6. Accès et Coordination Civilo-Militaire

La communauté humanitaire renforcera son engagement stratégique et opérationnel auprès de l’ensemble des parties prenantes, notamment par l’intermédiaire du Groupe de travail sur l’accès et de la Cellule de dialogue et de liaison avec les acteurs de sécurité, tout en consolidant l’acceptation au niveau local par des stratégies de négociation humanitaire adaptées aux contextes. Les ressources humaines supplémentaires seront affectées au sous-groupe sur l’accès établi dans l’Artibonite qui servira de modèle pour une éventuelle réplicabilité dans d’autres zones à haut risque.
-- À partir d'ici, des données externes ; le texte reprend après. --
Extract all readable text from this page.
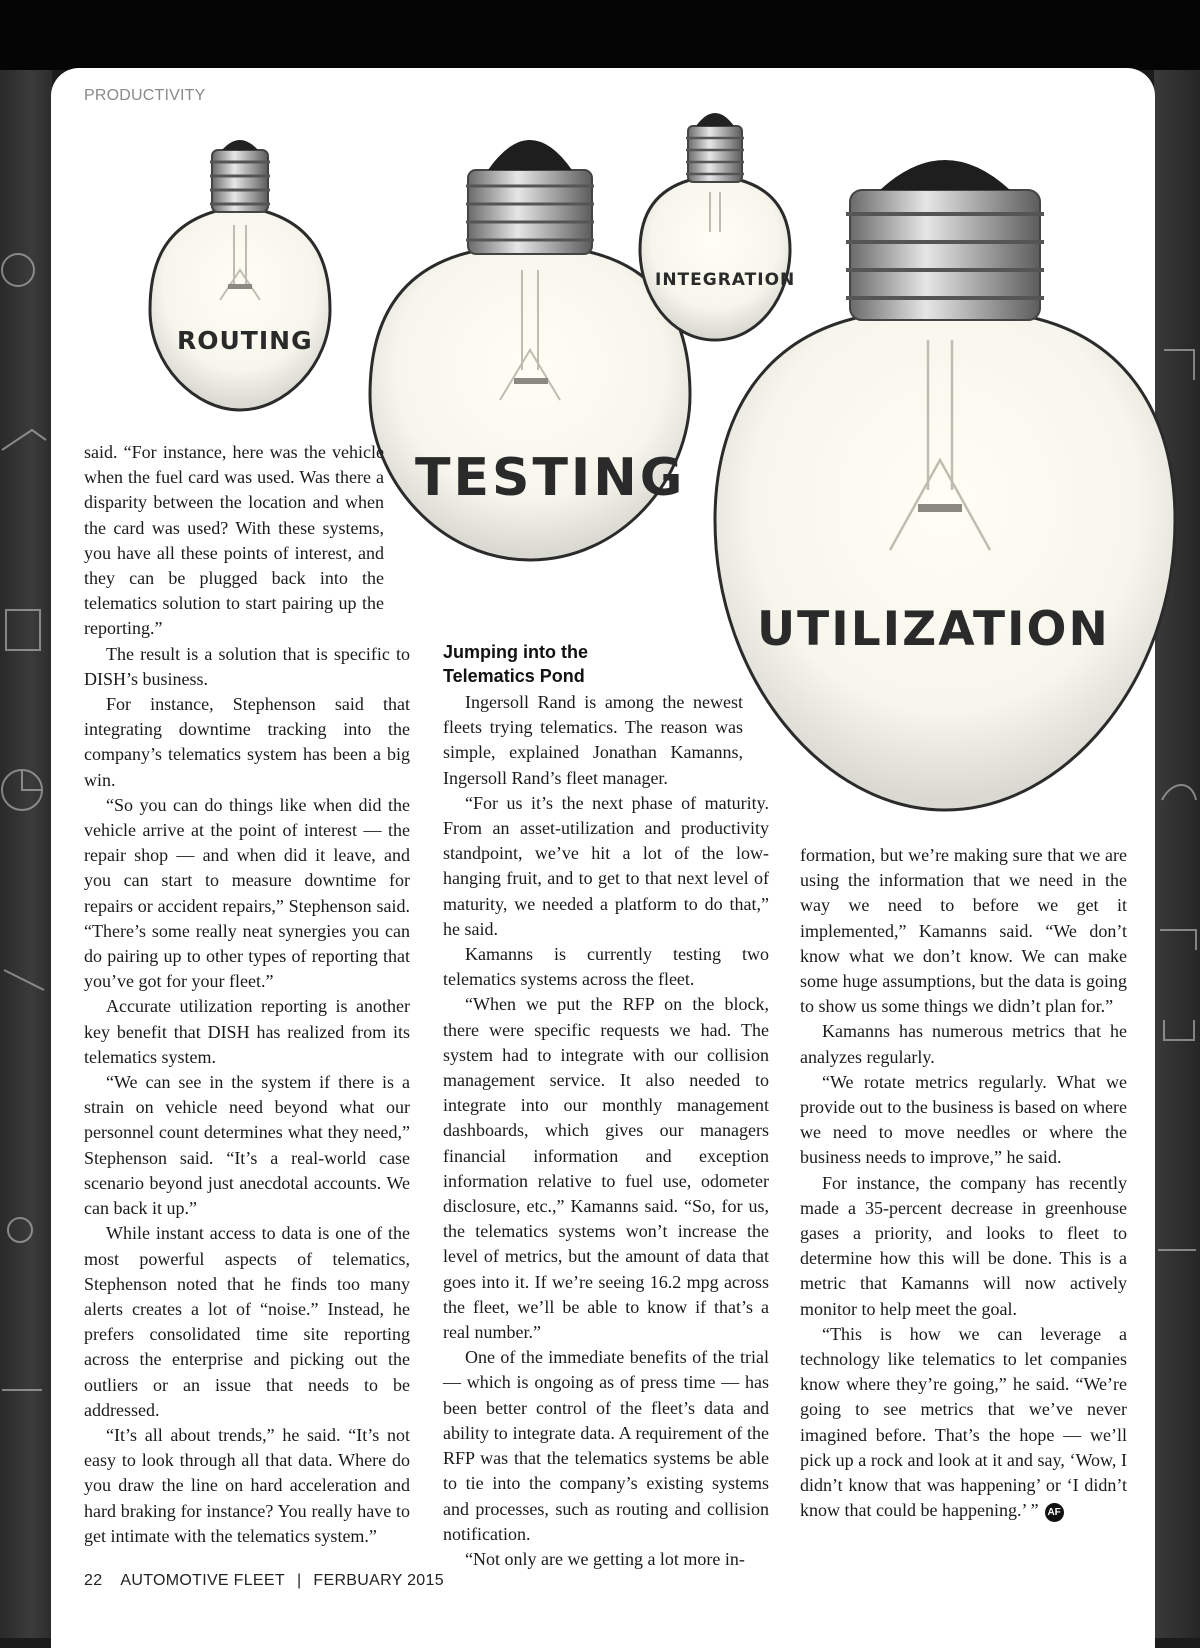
PRODUCTIVITY
ROUTING
TESTING
INTEGRATION
UTILIZATION

said. “For instance, here was the vehicle when the fuel card was used. Was there a disparity between the location and when the card was used? With these systems, you have all these points of interest, and they can be plugged back into the telematics solution to start pairing up the reporting.”

The result is a solution that is specific to DISH’s business.

For instance, Stephenson said that integrating downtime tracking into the company’s telematics system has been a big win.

“So you can do things like when did the vehicle arrive at the point of interest — the repair shop — and when did it leave, and you can start to measure downtime for repairs or accident repairs,” Stephenson said. “There’s some really neat synergies you can do pairing up to other types of reporting that you’ve got for your fleet.”

Accurate utilization reporting is another key benefit that DISH has realized from its telematics system.

“We can see in the system if there is a strain on vehicle need beyond what our personnel count determines what they need,” Stephenson said. “It’s a real-world case scenario beyond just anecdotal accounts. We can back it up.”

While instant access to data is one of the most powerful aspects of telematics, Stephenson noted that he finds too many alerts creates a lot of “noise.” Instead, he prefers consolidated time site reporting across the enterprise and picking out the outliers or an issue that needs to be addressed.

“It’s all about trends,” he said. “It’s not easy to look through all that data. Where do you draw the line on hard acceleration and hard braking for instance? You really have to get intimate with the telematics system.”

Jumping into the
Telematics Pond

Ingersoll Rand is among the newest fleets trying telematics. The reason was simple, explained Jonathan Kamanns, Ingersoll Rand’s fleet manager.

“For us it’s the next phase of maturity. From an asset-utilization and productivity standpoint, we’ve hit a lot of the low-hanging fruit, and to get to that next level of maturity, we needed a platform to do that,” he said.

Kamanns is currently testing two telematics systems across the fleet.

“When we put the RFP on the block, there were specific requests we had. The system had to integrate with our collision management service. It also needed to integrate into our monthly management dashboards, which gives our managers financial information and exception information relative to fuel use, odometer disclosure, etc.,” Kamanns said. “So, for us, the telematics systems won’t increase the level of metrics, but the amount of data that goes into it. If we’re seeing 16.2 mpg across the fleet, we’ll be able to know if that’s a real number.”

One of the immediate benefits of the trial — which is ongoing as of press time — has been better control of the fleet’s data and ability to integrate data. A requirement of the RFP was that the telematics systems be able to tie into the company’s existing systems and processes, such as routing and collision notification.

“Not only are we getting a lot more in-

formation, but we’re making sure that we are using the information that we need in the way we need to before we get it implemented,” Kamanns said. “We don’t know what we don’t know. We can make some huge assumptions, but the data is going to show us some things we didn’t plan for.”

Kamanns has numerous metrics that he analyzes regularly.

“We rotate metrics regularly. What we provide out to the business is based on where we need to move needles or where the business needs to improve,” he said.

For instance, the company has recently made a 35-percent decrease in greenhouse gases a priority, and looks to fleet to determine how this will be done. This is a metric that Kamanns will now actively monitor to help meet the goal.

“This is how we can leverage a technology like telematics to let companies know where they’re going,” he said. “We’re going to see metrics that we’ve never imagined before. That’s the hope — we’ll pick up a rock and look at it and say, ‘Wow, I didn’t know that was happening’ or ‘I didn’t know that could be happening.’ ” AF

22 AUTOMOTIVE FLEET | FERBUARY 2015
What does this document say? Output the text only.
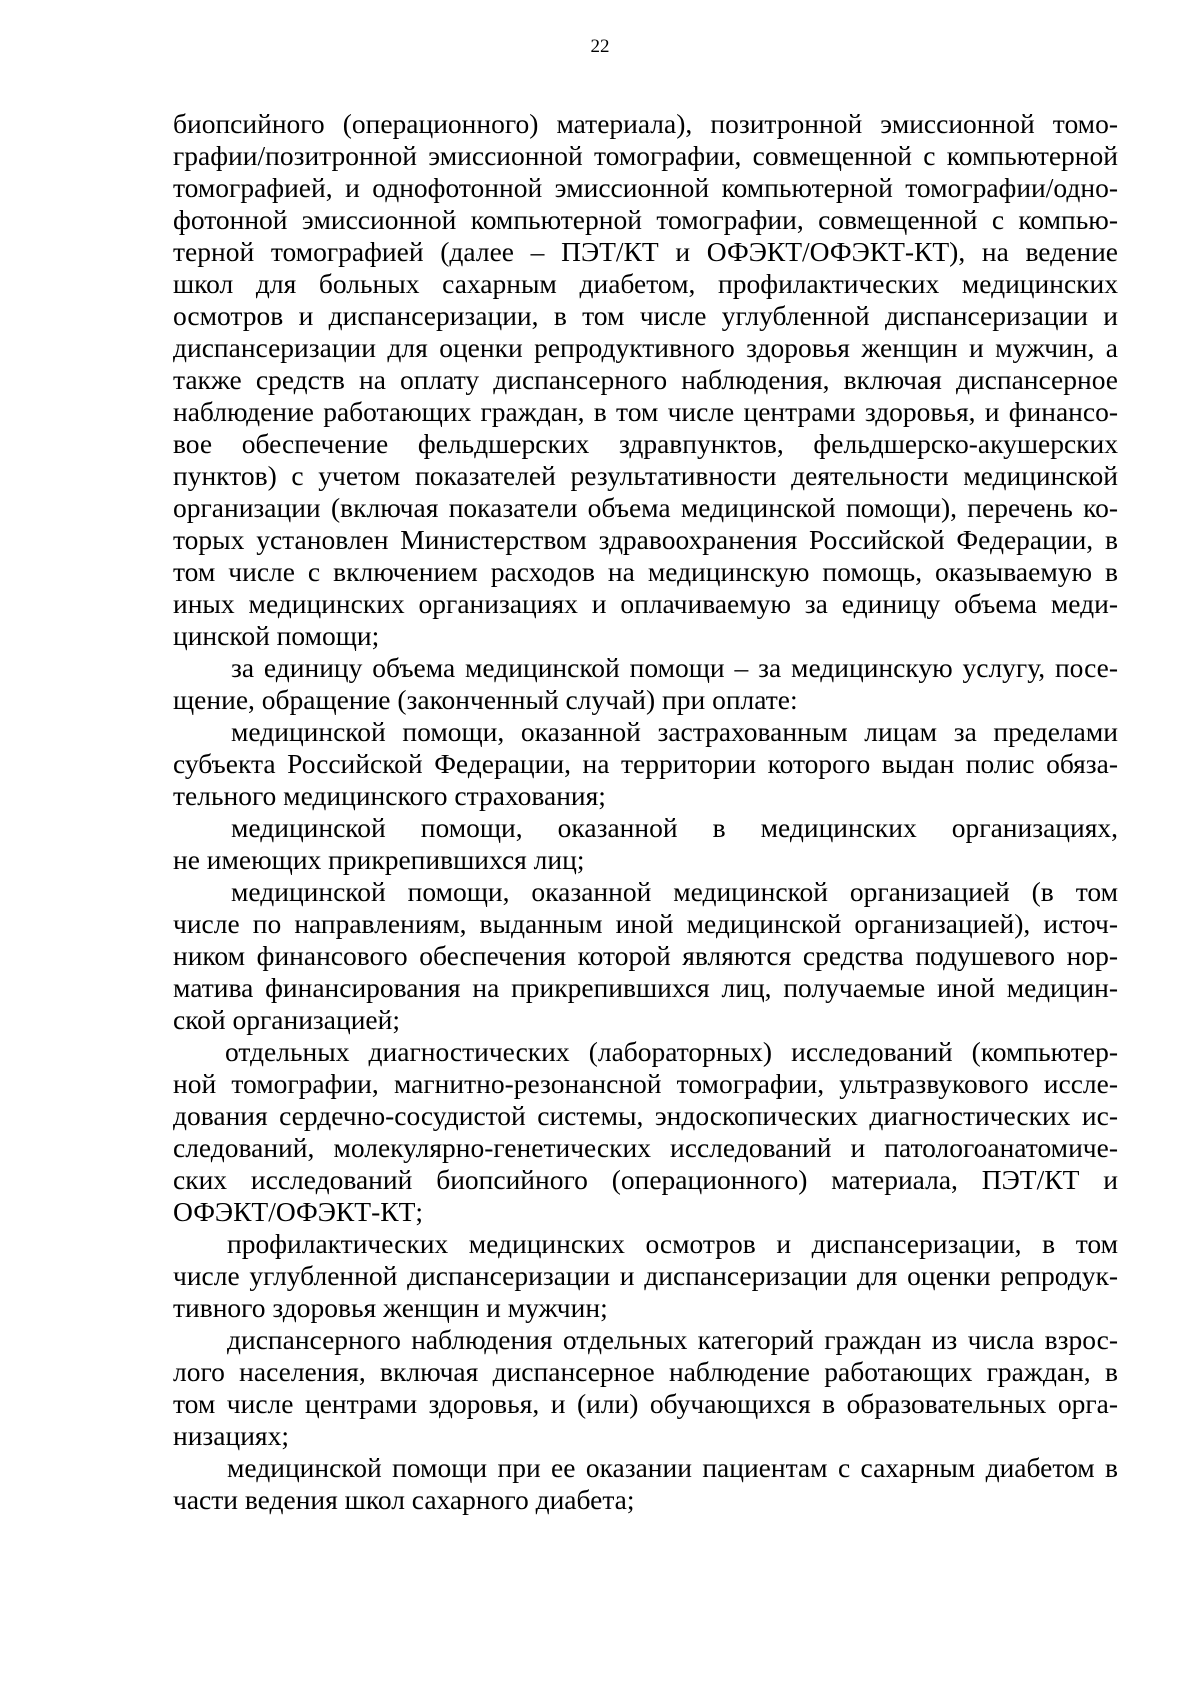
22
биопсийного (операционного) материала), позитронной эмиссионной томо-
графии/позитронной эмиссионной томографии, совмещенной с компьютерной
томографией, и однофотонной эмиссионной компьютерной томографии/одно-
фотонной эмиссионной компьютерной томографии, совмещенной с компью-
терной томографией (далее – ПЭТ/КТ и ОФЭКТ/ОФЭКТ-КТ), на ведение
школ для больных сахарным диабетом, профилактических медицинских
осмотров и диспансеризации, в том числе углубленной диспансеризации и
диспансеризации для оценки репродуктивного здоровья женщин и мужчин, а
также средств на оплату диспансерного наблюдения, включая диспансерное
наблюдение работающих граждан, в том числе центрами здоровья, и финансо-
вое обеспечение фельдшерских здравпунктов, фельдшерско-акушерских
пунктов) с учетом показателей результативности деятельности медицинской
организации (включая показатели объема медицинской помощи), перечень ко-
торых установлен Министерством здравоохранения Российской Федерации, в
том числе с включением расходов на медицинскую помощь, оказываемую в
иных медицинских организациях и оплачиваемую за единицу объема меди-
цинской помощи;
за единицу объема медицинской помощи – за медицинскую услугу, посе-
щение, обращение (законченный случай) при оплате:
медицинской помощи, оказанной застрахованным лицам за пределами
субъекта Российской Федерации, на территории которого выдан полис обяза-
тельного медицинского страхования;
медицинской помощи, оказанной в медицинских организациях,
не имеющих прикрепившихся лиц;
медицинской помощи, оказанной медицинской организацией (в том
числе по направлениям, выданным иной медицинской организацией), источ-
ником финансового обеспечения которой являются средства подушевого нор-
матива финансирования на прикрепившихся лиц, получаемые иной медицин-
ской организацией;
отдельных диагностических (лабораторных) исследований (компьютер-
ной томографии, магнитно-резонансной томографии, ультразвукового иссле-
дования сердечно-сосудистой системы, эндоскопических диагностических ис-
следований, молекулярно-генетических исследований и патологоанатомиче-
ских исследований биопсийного (операционного) материала, ПЭТ/КТ и
ОФЭКТ/ОФЭКТ-КТ;
профилактических медицинских осмотров и диспансеризации, в том
числе углубленной диспансеризации и диспансеризации для оценки репродук-
тивного здоровья женщин и мужчин;
диспансерного наблюдения отдельных категорий граждан из числа взрос-
лого населения, включая диспансерное наблюдение работающих граждан, в
том числе центрами здоровья, и (или) обучающихся в образовательных орга-
низациях;
медицинской помощи при ее оказании пациентам с сахарным диабетом в
части ведения школ сахарного диабета;
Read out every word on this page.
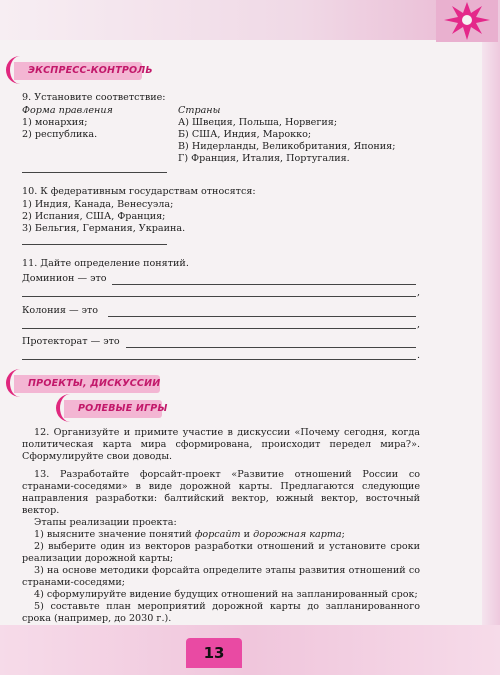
ЭКСПРЕСС-КОНТРОЛЬ
9. Установите соответствие:
Форма правления
1) монархия;
2) республика.
Страны
А) Швеция, Польша, Норвегия;
Б) США, Индия, Марокко;
В) Нидерланды, Великобритания, Япония;
Г) Франция, Италия, Португалия.
10. К федеративным государствам относятся:
1) Индия, Канада, Венесуэла;
2) Испания, США, Франция;
3) Бельгия, Германия, Украина.
11. Дайте определение понятий.
Доминион — это
,
Колония — это
,
Протекторат — это
.
ПРОЕКТЫ, ДИСКУССИИ
РОЛЕВЫЕ ИГРЫ

12. Организуйте и примите участие в дискуссии «Почему сегодня, когда политическая карта мира сформирована, происходит передел мира?». Сформулируйте свои доводы.

13. Разработайте форсайт-проект «Развитие отношений России со странами-соседями» в виде дорожной карты. Предлагаются следующие направления разработки: балтийский вектор, южный вектор, восточный вектор.

Этапы реализации проекта:

1) выясните значение понятий форсайт и дорожная карта;

2) выберите один из векторов разработки отношений и установите сроки реализации дорожной карты;

3) на основе методики форсайта определите этапы развития отношений со странами-соседями;

4) сформулируйте видение будущих отношений на запланированный срок;

5) составьте план мероприятий дорожной карты до запланированного срока (например, до 2030 г.).

13
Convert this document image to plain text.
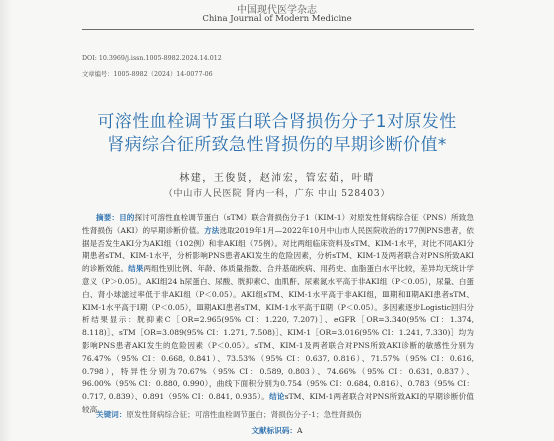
中国现代医学杂志
China Journal of Modern Medicine
DOI: 10.3969/j.issn.1005-8982.2024.14.012
文章编号：1005-8982（2024）14-0077-06
可溶性血栓调节蛋白联合肾损伤分子1对原发性
肾病综合征所致急性肾损伤的早期诊断价值*
林建，王俊贤，赵沛宏，管宏茹，叶晴
（中山市人民医院 肾内一科，广东 中山 528403）

摘要：目的探讨可溶性血栓调节蛋白（sTM）联合肾损伤分子1（KIM-1）对原发性肾病综合征（PNS）所致急性肾损伤（AKI）的早期诊断价值。方法选取2019年1月—2022年10月中山市人民医院收治的177例PNS患者，依据是否发生AKI分为AKI组（102例）和非AKI组（75例）。对比两组临床资料及sTM、KIM-1水平，对比不同AKI分期患者sTM、KIM-1水平，分析影响PNS患者AKI发生的危险因素，分析sTM、KIM-1及两者联合对PNS所致AKI的诊断效能。结果两组性别比例、年龄、体质量指数、合并基础疾病、用药史、血脂蛋白水平比较，差异均无统计学意义（P＞0.05）。AKI组24 h尿蛋白、尿酸、胱抑素C、血肌酐、尿素氮水平高于非AKI组（P＜0.05），尿量、白蛋白、肾小球滤过率低于非AKI组（P＜0.05）。AKI组sTM、KIM-1水平高于非AKI组，Ⅲ期和Ⅱ期AKI患者sTM、KIM-1水平高于Ⅰ期（P＜0.05），Ⅲ期AKI患者sTM、KIM-1水平高于Ⅱ期（P＜0.05）。多因素逐步Logistic回归分析结果显示：胱抑素C［OR=2.965(95% CI：1.220, 7.207)］、eGFR［OR=3.340(95% CI：1.374, 8.118)］、sTM［OR=3.089(95% CI：1.271, 7.508)］、KIM-1［OR=3.016(95% CI：1.241, 7.330)］均为影响PNS患者AKI发生的危险因素（P＜0.05）。sTM、KIM-1及两者联合对PNS所致AKI诊断的敏感性分别为76.47%（95% CI：0.668, 0.841）、73.53%（95% CI：0.637, 0.816）、71.57%（95% CI：0.616, 0.798），特异性分别为70.67%（95% CI：0.589, 0.803）、74.66%（95% CI：0.631, 0.837）、96.00%（95% CI：0.880, 0.990），曲线下面积分别为0.754（95% CI：0.684, 0.816）、0.783（95% CI：0.717, 0.839）、0.891（95% CI：0.841, 0.935）。结论sTM、KIM-1两者联合对PNS所致AKI的早期诊断价值较高。

关键词：原发性肾病综合征；可溶性血栓调节蛋白；肾损伤分子-1；急性肾损伤
文献标识码：A
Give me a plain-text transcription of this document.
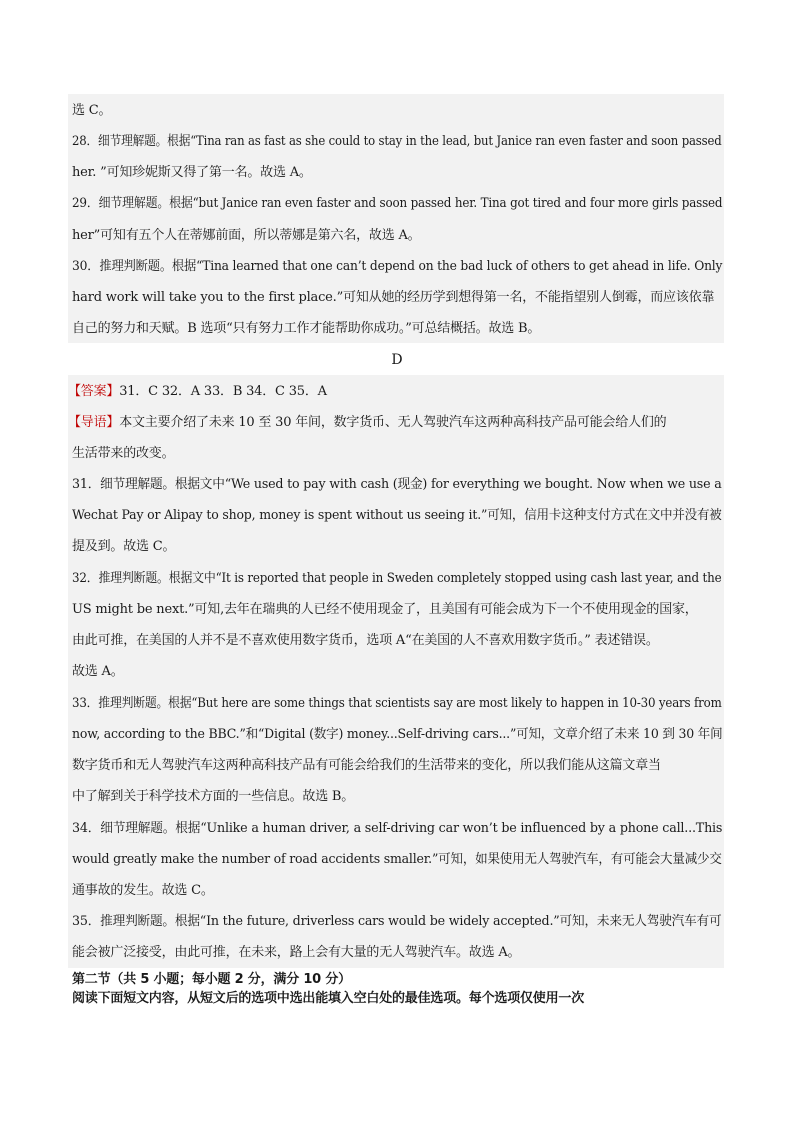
选 C。
28．细节理解题。根据“Tina ran as fast as she could to stay in the lead, but Janice ran even faster and soon passed
her. ”可知珍妮斯又得了第一名。故选 A。
29．细节理解题。根据“but Janice ran even faster and soon passed her. Tina got tired and four more girls passed
her”可知有五个人在蒂娜前面，所以蒂娜是第六名，故选 A。
30．推理判断题。根据“Tina learned that one can’t depend on the bad luck of others to get ahead in life. Only
hard work will take you to the first place.”可知从她的经历学到想得第一名，不能指望别人倒霉，而应该依靠
自己的努力和天赋。B 选项“只有努力工作才能帮助你成功。”可总结概括。故选 B。
D
【答案】31．C 32．A 33．B 34．C 35．A
【导语】本文主要介绍了未来 10 至 30 年间，数字货币、无人驾驶汽车这两种高科技产品可能会给人们的
生活带来的改变。
31．细节理解题。根据文中“We used to pay with cash (现金) for everything we bought. Now when we use a
Wechat Pay or Alipay to shop, money is spent without us seeing it.”可知，信用卡这种支付方式在文中并没有被
提及到。故选 C。
32．推理判断题。根据文中“It is reported that people in Sweden completely stopped using cash last year, and the
US might be next.”可知,去年在瑞典的人已经不使用现金了，且美国有可能会成为下一个不使用现金的国家，
由此可推，在美国的人并不是不喜欢使用数字货币，选项 A“在美国的人不喜欢用数字货币。” 表述错误。
故选 A。
33．推理判断题。根据“But here are some things that scientists say are most likely to happen in 10-30 years from
now, according to the BBC.”和“Digital (数字) money...Self-driving cars...”可知，文章介绍了未来 10 到 30 年间
数字货币和无人驾驶汽车这两种高科技产品有可能会给我们的生活带来的变化，所以我们能从这篇文章当
中了解到关于科学技术方面的一些信息。故选 B。
34．细节理解题。根据“Unlike a human driver, a self-driving car won’t be influenced by a phone call...This
would greatly make the number of road accidents smaller.”可知，如果使用无人驾驶汽车，有可能会大量减少交
通事故的发生。故选 C。
35．推理判断题。根据“In the future, driverless cars would be widely accepted.”可知，未来无人驾驶汽车有可
能会被广泛接受，由此可推，在未来，路上会有大量的无人驾驶汽车。故选 A。
第二节（共 5 小题；每小题 2 分，满分 10 分）
阅读下面短文内容，从短文后的选项中选出能填入空白处的最佳选项。每个选项仅使用一次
Des efforts de plaidoyer se concentreront sur la préservation de l’espace humanitaire, en promouvant la distinction entre les opérations humanitaires et les interventions sécuritaires et leurs soutiens respectifs, en appelant à la simplification des procédures d’enregistrement et d’autorisation, et en recherchant des financements flexibles pour garantir la continuité des opérations dans les zones difficiles d’accès.

Le groupe de travail accès continuera également de fournir des conseils stratégiques à l’équipe humanitaire pays pour garantir une réponse humanitaire basée sur les principes qui ne franchit pas les principes opérationnels conjoints établis par le Groupe de travail accès et validé par le HCT en avril 2023. Des efforts supplémentaires seront déployés pour développer des solutions innovantes et renforcer l’acceptation des humanitaires parmi l’ensemble des influenceurs de l’accès et la population.

Le Groupe de travail poursuivra les analyses opérationnelles liées aux contraintes d’accès pour informer la réponse dans les zones à haut risque. Les cartographies de sévérité et de contraintes d’accès seront produites régulièrement et mises à la disposition des partenaires. Des analyses thématiques seront également mises à disposition au fur et à mesure de l’évolution de la situation.

Dans les zones sensibles, marquées par l’insécurité et la méfiance envers l’action humanitaire, le Groupe de travail renforcera le dialogue transparent et respectueux dans une logique de complémentarité avec les groupes thématiques et les clusters pour permettre des interventions inclusives et impartiales. En effet, le renforcement de la collaboration entre l’accès humanitaire, les clusters et les groupes thématiques est essentiel pour garantir un accès inclusif et impartial dans un contexte marqué par des contraintes sécuritaires et des vulnérabilités multiples. Cette synergie se traduira par un suivi concerté des contraintes d’accès, une participation croisée et le partage d’informations. Ainsi, les acteurs humanitaires pourront mieux identifier et surmonter les obstacles à l’accès, en veillant à ce que les populations les plus touchées par la crise, notamment dans les zones difficiles d’accès, reçoivent une assistance conforme aux principes humanitaires et sur la base d’un séquençage plus clair : les négociations humanitaires menées pour sécuriser l’accès et réduire les risques précèdent la planification et la mise en œuvre des réponses coordonnées par l’ICCG.